Fleury became entitled to property under the will of Vallett, which was found in December, 1806, to the amount of £ 345. Fleury and Collins both lived in Edenton. The present action is brought for a breach of defendant's agreement, to which the defendant has pleaded the "general issue and act of limitation." The agreement which the plaintiff exhibits is a letter written by the defendant to the plaintiff in which the defendant states that he will guarantee any contract which one Fleury may make with the plaintiff for a vessel and cargo, or any part thereof. (386) Fleury makes a contract for the vessel and cargo, payable in installments, the last of which was within three years of the commencement of the present action; and the defense relied upon is that Fleury was able to have complied with his own engagement if the plaintiff had used due diligence, but that he is now, and has been for some time, insolvent; and that the loss should be borne by the plaintiff, who might by proper vigilance have obtained payment from Fleury.

In the opinion of a majority of the Court the case is completely stripped of all difficulty by examining what was the nature and extent of the guaranty. It was not, as seems to be supported by the argument, that Fleury should be able to comply with any contract he might make; but that he should comply. The defendant, therefore, to all legal consequences, became pledged absolutely to the same extent that Fleury was bound, as soon as the plaintiff parted with his property; for it is apparent, from the terms in which the letter is written, that it was the defendant who was principally relied on. And as to the failure of Fleury, that was an event which it was incumbent on the defendant to guard against; and it behoovedhim to hasten the plaintiff or make such other provisions for his own safety as Fleury's circumstances would afford. But as to the plaintiff, he had from the beginning provided against that by requiring some other person to be bound to him who should be able to make good the contract of Fleury, though Fleury himself might fail; that the extent of the defendant's liability, as to every consequence in law, was the same as if he had himself signed the obligations which Fleury executed to the plaintiff; and that if his situation as a surety or warrantor was to avail him anything,he must himself entertain and express an anxiety that suit should be brought against Fleury, otherwise the plaintiff need not; for, indeed, the fact may be that the plaintiff considered the defendant and Fleury equally interested in the purchase, as a joint concern.

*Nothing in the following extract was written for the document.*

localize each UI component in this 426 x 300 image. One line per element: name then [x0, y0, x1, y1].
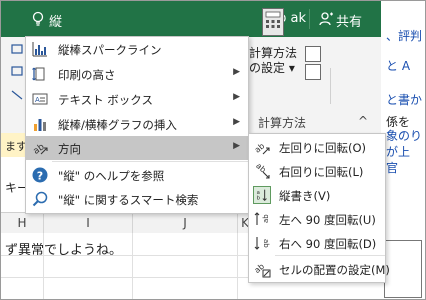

As to the act of limitation, that is out of the question. The (387) plaintiff could maintain but one action upon the agreement, and to have the full benefit of it he must wait till the last failure of Fleury. Upon the whole, we think there is not the least analogy between this case and those which were cited for defendant. *294

The guaranty made by an endorser is a conditional one, this an absolute one. The guaranty that the purchaser of cotton should be indemnified upon a resale can only be understood to mean an engagement that the price of the article shall be such that if the purchaser chooses he may have an opportunity of saving himself. The engagement in the present case, to be analogous to those, must be that defendant guaranteed Fleury should be able to comply with his engagement. He has, however, thought proper to warrant that he should comply, and, consequently, as Fleury has failed, the defendant is bound to perform his own; and therefore there must be judgment for the plaintiff.